Our current roadmap involves developing tools to accelerate and scale methods for probing and reverse engineering the internal architecture of AI models to uncover the mechanisms, features, and activation patterns that encode knowledge and underly specific behaviours at the computational, algorithmic, and circuit levels and thus develop tools to provide human understandable insight into the internal architecture of complex models, and to enable predictive control of model behaviours and outputs. This is to be complemented by building mechanistically interpretable AI-based models that capture and simulate the dynamics of complex multi-agent and multi-body systems, which may be mapped back to reality for interpretable AI-based model predictive control.

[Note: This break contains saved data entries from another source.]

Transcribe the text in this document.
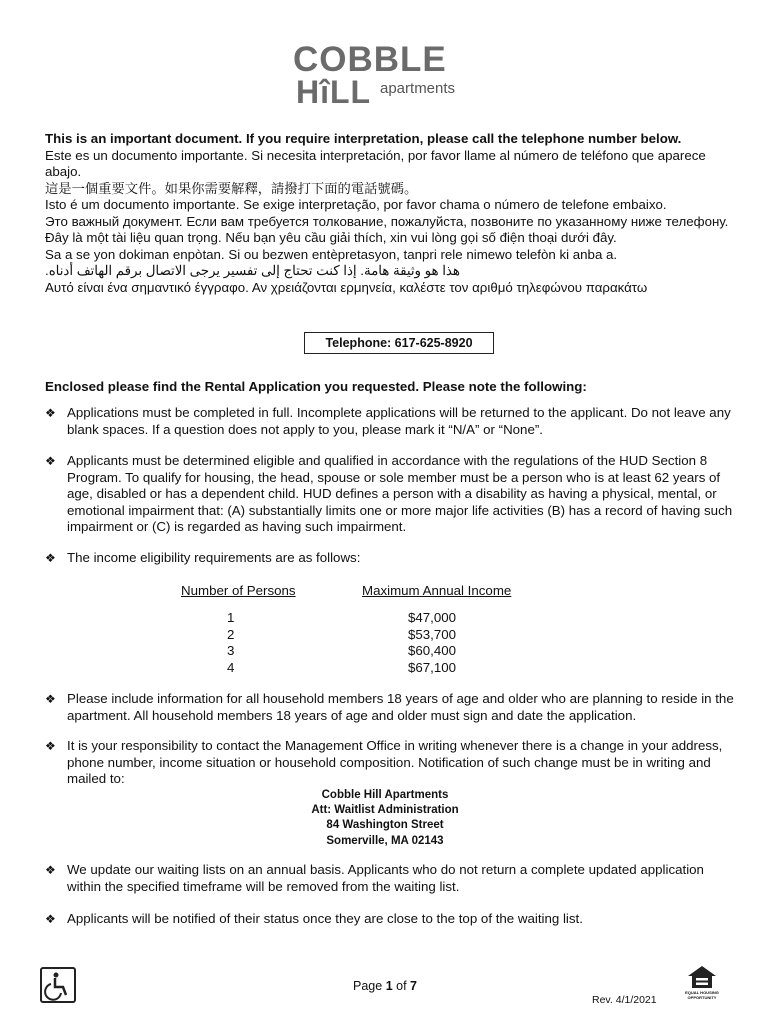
COBBLE
HîLL apartments

This is an important document. If you require interpretation, please call the telephone number below.

Este es un documento importante. Si necesita interpretación, por favor llame al número de teléfono que aparece abajo.

這是一個重要文件。如果你需要解釋，請撥打下面的電話號碼。

Isto é um documento importante. Se exige interpretação, por favor chama o número de telefone embaixo.

Это важный документ. Если вам требуется толкование, пожалуйста, позвоните по указанному ниже телефону.

Đây là một tài liệu quan trọng. Nếu bạn yêu cầu giải thích, xin vui lòng gọi số điện thoại dưới đây.

Sa a se yon dokiman enpòtan. Si ou bezwen entèpretasyon, tanpri rele nimewo telefòn ki anba a.

هذا هو وثيقة هامة. إذا كنت تحتاج إلى تفسير يرجى الاتصال برقم الهاتف أدناه.

Αυτό είναι ένα σημαντικό έγγραφο. Αν χρειάζονται ερμηνεία, καλέστε τον αριθμό τηλεφώνου παρακάτω

Telephone: 617-625-8920
Enclosed please find the Rental Application you requested. Please note the following:
❖ Applications must be completed in full. Incomplete applications will be returned to the applicant. Do not leave any blank spaces. If a question does not apply to you, please mark it “N/A” or “None”.
❖ Applicants must be determined eligible and qualified in accordance with the regulations of the HUD Section 8 Program. To qualify for housing, the head, spouse or sole member must be a person who is at least 62 years of age, disabled or has a dependent child. HUD defines a person with a disability as having a physical, mental, or emotional impairment that: (A) substantially limits one or more major life activities (B) has a record of having such impairment or (C) is regarded as having such impairment.
❖ The income eligibility requirements are as follows:
Number of Persons
1
2
3
4
Maximum Annual Income
$47,000
$53,700
$60,400
$67,100
❖ Please include information for all household members 18 years of age and older who are planning to reside in the apartment. All household members 18 years of age and older must sign and date the application.
❖ It is your responsibility to contact the Management Office in writing whenever there is a change in your address, phone number, income situation or household composition. Notification of such change must be in writing and mailed to:
Cobble Hill Apartments
Att: Waitlist Administration
84 Washington Street
Somerville, MA 02143
❖ We update our waiting lists on an annual basis. Applicants who do not return a complete updated application within the specified timeframe will be removed from the waiting list.
❖ Applicants will be notified of their status once they are close to the top of the waiting list.
Page 1 of 7
Rev. 4/1/2021
EQUAL HOUSING OPPORTUNITY
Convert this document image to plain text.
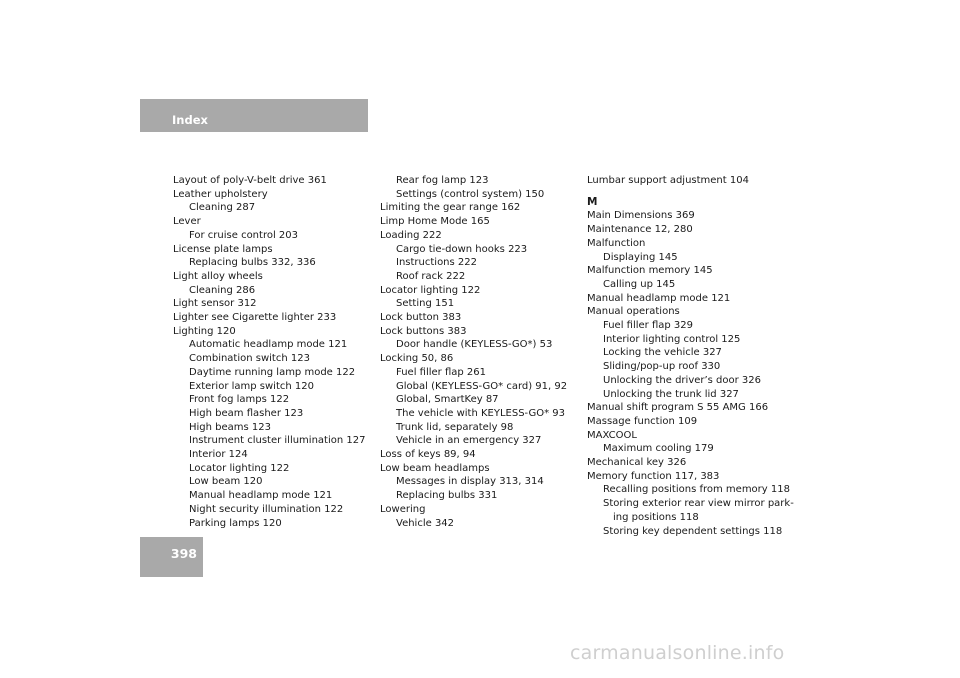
Index
Layout of poly-V-belt drive 361
Leather upholstery
Cleaning 287
Lever
For cruise control 203
License plate lamps
Replacing bulbs 332, 336
Light alloy wheels
Cleaning 286
Light sensor 312
Lighter see Cigarette lighter 233
Lighting 120
Automatic headlamp mode 121
Combination switch 123
Daytime running lamp mode 122
Exterior lamp switch 120
Front fog lamps 122
High beam flasher 123
High beams 123
Instrument cluster illumination 127
Interior 124
Locator lighting 122
Low beam 120
Manual headlamp mode 121
Night security illumination 122
Parking lamps 120
Rear fog lamp 123
Settings (control system) 150
Limiting the gear range 162
Limp Home Mode 165
Loading 222
Cargo tie-down hooks 223
Instructions 222
Roof rack 222
Locator lighting 122
Setting 151
Lock button 383
Lock buttons 383
Door handle (KEYLESS-GO*) 53
Locking 50, 86
Fuel filler flap 261
Global (KEYLESS-GO* card) 91, 92
Global, SmartKey 87
The vehicle with KEYLESS-GO* 93
Trunk lid, separately 98
Vehicle in an emergency 327
Loss of keys 89, 94
Low beam headlamps
Messages in display 313, 314
Replacing bulbs 331
Lowering
Vehicle 342
Lumbar support adjustment 104
M
Main Dimensions 369
Maintenance 12, 280
Malfunction
Displaying 145
Malfunction memory 145
Calling up 145
Manual headlamp mode 121
Manual operations
Fuel filler flap 329
Interior lighting control 125
Locking the vehicle 327
Sliding/pop-up roof 330
Unlocking the driver’s door 326
Unlocking the trunk lid 327
Manual shift program S 55 AMG 166
Massage function 109
MAXCOOL
Maximum cooling 179
Mechanical key 326
Memory function 117, 383
Recalling positions from memory 118
Storing exterior rear view mirror park-
ing positions 118
Storing key dependent settings 118
398
carmanualsonline.info
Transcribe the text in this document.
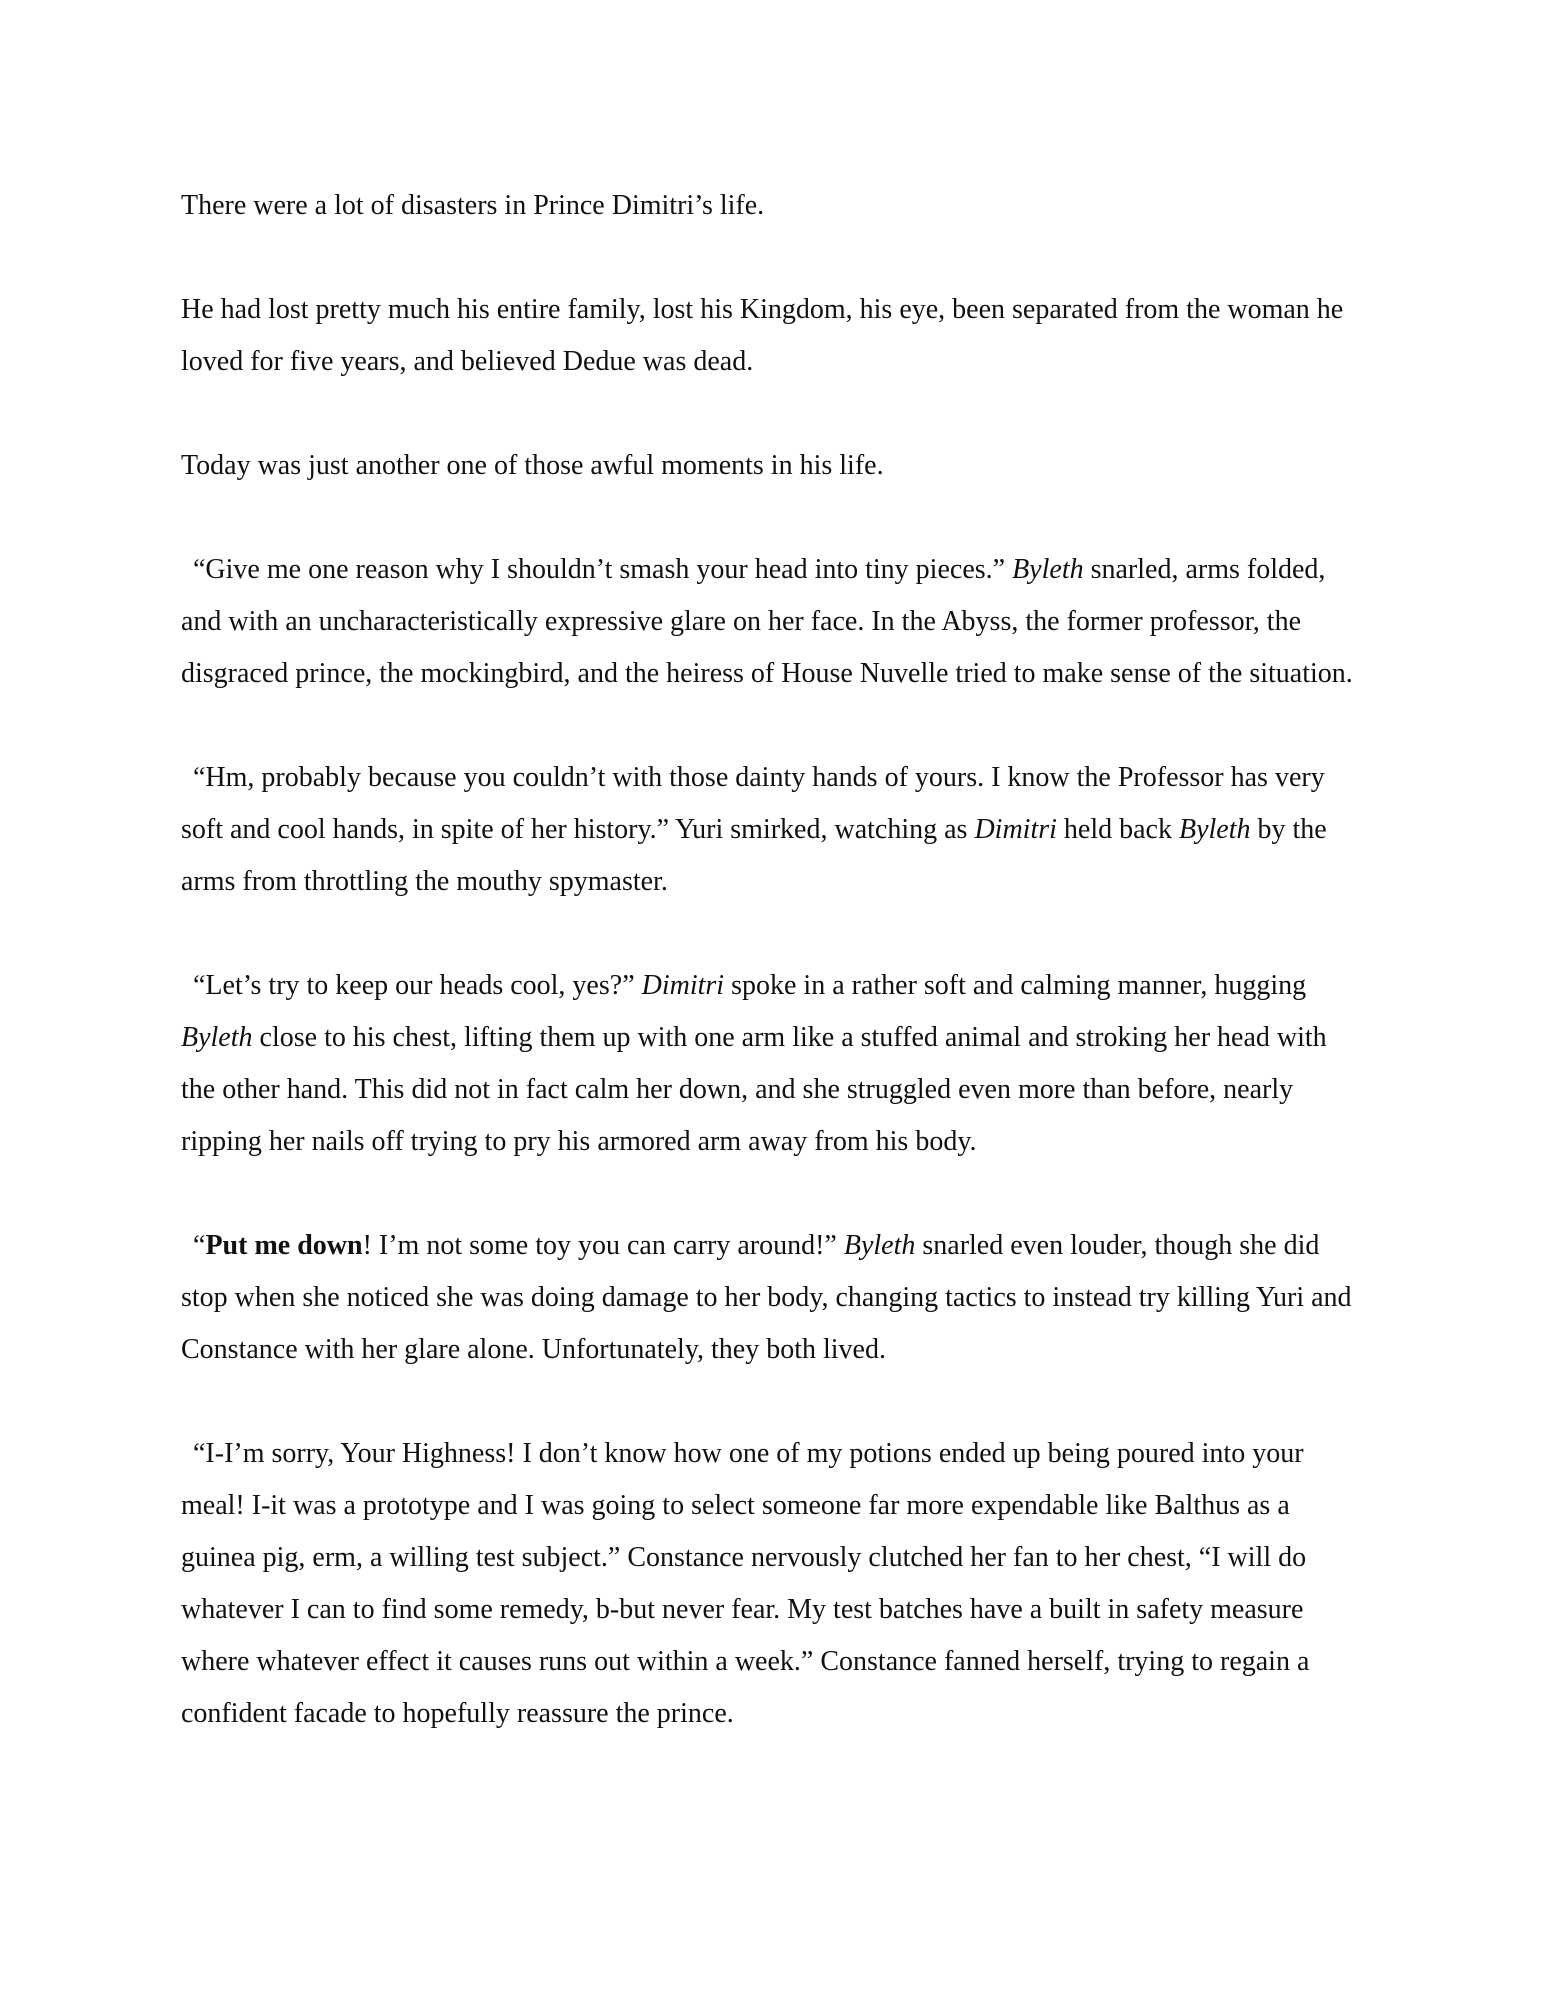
There were a lot of disasters in Prince Dimitri’s life.

He had lost pretty much his entire family, lost his Kingdom, his eye, been separated from the woman he loved for five years, and believed Dedue was dead.

Today was just another one of those awful moments in his life.

“Give me one reason why I shouldn’t smash your head into tiny pieces.” Byleth snarled, arms folded, and with an uncharacteristically expressive glare on her face. In the Abyss, the former professor, the disgraced prince, the mockingbird, and the heiress of House Nuvelle tried to make sense of the situation.

“Hm, probably because you couldn’t with those dainty hands of yours. I know the Professor has very soft and cool hands, in spite of her history.” Yuri smirked, watching as Dimitri held back Byleth by the arms from throttling the mouthy spymaster.

“Let’s try to keep our heads cool, yes?” Dimitri spoke in a rather soft and calming manner, hugging Byleth close to his chest, lifting them up with one arm like a stuffed animal and stroking her head with the other hand. This did not in fact calm her down, and she struggled even more than before, nearly ripping her nails off trying to pry his armored arm away from his body.

“Put me down! I’m not some toy you can carry around!” Byleth snarled even louder, though she did stop when she noticed she was doing damage to her body, changing tactics to instead try killing Yuri and Constance with her glare alone. Unfortunately, they both lived.

“I-I’m sorry, Your Highness! I don’t know how one of my potions ended up being poured into your meal! I-it was a prototype and I was going to select someone far more expendable like Balthus as a guinea pig, erm, a willing test subject.” Constance nervously clutched her fan to her chest, “I will do whatever I can to find some remedy, b-but never fear. My test batches have a built in safety measure where whatever effect it causes runs out within a week.” Constance fanned herself, trying to regain a confident facade to hopefully reassure the prince.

Our objective is to operationalise and commercialise cutting edge research from the rapidly emerging fields of mechanistic interpretability, representation engineering, and the science of AI evaluation to improve the safety, reliability, understanding, and control of advanced AI models. Furthermore, we aim to generalise and extend the domains to which the tools of mechanistic interpretability can be applied from language models to models that relate to non-linguistic domains, objects, entities, and processes.